エネルギー白書2011では原子力の依存度を下げていくという方向が初めて打ち出された。ただし、再生可能エネルギーを増やすだけでは対応できない。ガスや電力の供給網を全国統一する他、オフィスビルの照明などに工夫が必要だ。
経済産業省がまとめた「平成22年度エネルギーに関する年次報告(エネルギー白書)が2011年10月28日に公開された。白書では、原子力発電について、中長期的に依存度を可能な限り引き下げていく、その代わりに再生可能エネルギーの開発と普及の強力な推進が必要、という今後の方向性があらためて確認されている。
既に原発の安全性に関する懸念はいろいろ出ているところだが、国として今後どのような方向性で行くのか、というビジョンが文書という形で出てきたことには、価値があろう。今回はこの白書を見ながら、エネルギーのネットワークに関する課題を考えてみたい。
今回の視点で参照する資料としては、概要が少ないページ数でよくまとまっているが、いかんせん解説が少ない。別途資源エネルギー庁から公開された「第1部 エネルギーを巡る 課題と対応」も見ておくといいだろう。
2011年3月11日の東日本大震災の被害として、原子力発電所と津波がクローズアップされている。しかし、石油精製所やLNG(液化天然ガス)基地も被災し、電力以外のエネルギー供給にも課題があることが分かった。図1は震災でガスの供給が停止した県を示している。震源地を中心に東北太平洋側の県で発生しているのは見て取れるが、千葉や埼玉、神奈川といった首都圏でも停止していたことが分かる。もちろん全面的に停止したわけではなく、一部地域での発生であろう。
最も被害が大きかったのは仙台にあるLNG基地(仙台市ガス局LNG基地)の被災だが、現在は新潟から広域天然ガスパイプラインを通じてしのいでいる(図2)。仙台市ガス局基地そのものの復旧は、1年近くかかると見積もっているようだ。ただ新潟は新潟で地震の多いところなので、これが盤石の対策というわけではないだろう。

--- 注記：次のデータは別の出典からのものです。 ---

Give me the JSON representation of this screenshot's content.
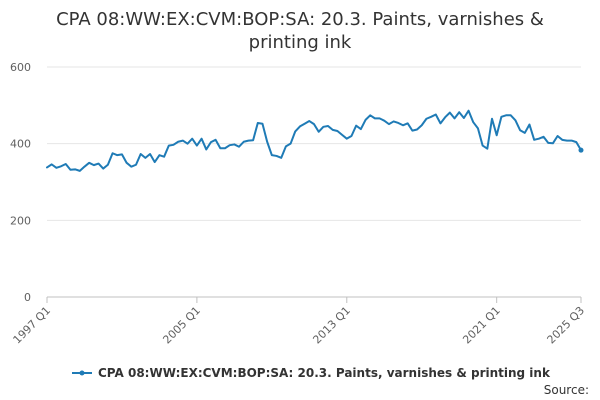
{
  "chart_data": {
    "type": "line",
    "title_lines": [
      "CPA 08:WW:EX:CVM:BOP:SA: 20.3. Paints, varnishes &",
      "printing ink"
    ],
    "xlabel": "",
    "ylabel": "",
    "ylim": [
      0,
      600
    ],
    "yticks": [
      0,
      200,
      400,
      600
    ],
    "x_start": "1997 Q1",
    "x_end": "2025 Q3",
    "xtick_labels": [
      {
        "label": "1997 Q1",
        "index": 0
      },
      {
        "label": "2005 Q1",
        "index": 32
      },
      {
        "label": "2013 Q1",
        "index": 64
      },
      {
        "label": "2021 Q1",
        "index": 96
      },
      {
        "label": "2025 Q3",
        "index": 114
      }
    ],
    "grid": "horizontal",
    "legend_position": "bottom",
    "series": [
      {
        "name": "CPA 08:WW:EX:CVM:BOP:SA: 20.3. Paints, varnishes & printing ink",
        "color": "#1f7bb6",
        "values": [
          338,
          346,
          337,
          341,
          347,
          332,
          333,
          329,
          340,
          350,
          344,
          348,
          335,
          345,
          375,
          370,
          372,
          350,
          340,
          345,
          373,
          363,
          373,
          352,
          370,
          366,
          395,
          397,
          405,
          408,
          400,
          413,
          395,
          413,
          385,
          404,
          410,
          388,
          388,
          396,
          398,
          392,
          405,
          408,
          409,
          454,
          452,
          405,
          370,
          368,
          363,
          393,
          400,
          432,
          445,
          452,
          459,
          451,
          431,
          444,
          446,
          436,
          433,
          423,
          413,
          420,
          447,
          438,
          462,
          474,
          466,
          466,
          460,
          451,
          458,
          454,
          448,
          453,
          434,
          437,
          448,
          465,
          470,
          476,
          453,
          469,
          481,
          466,
          482,
          467,
          486,
          456,
          440,
          395,
          387,
          465,
          422,
          470,
          474,
          474,
          461,
          435,
          428,
          450,
          410,
          413,
          418,
          402,
          401,
          420,
          410,
          408,
          408,
          404,
          383
        ]
      }
    ],
    "credit": "Source:"
  }
}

現在、日本のガスパイプライン網は需要地ごとに分断されており、広域での融通が難しい(図3)。仙台の場合はたまたま新潟とつながっていたから良かったものの、細かく分断されている東海地方、中国地方辺りで災害が起これば、その地域のみ長期間都市ガスが止まる可能性もある。
プロパンなら各家庭にタンクを運べるが、ガス器具は都市ガスとプロパンで全く互換性がないため、被災したときだけプロパンに切り替えるわけにも行かない。都市ガスの広域供給ネットワークの整備が求められている。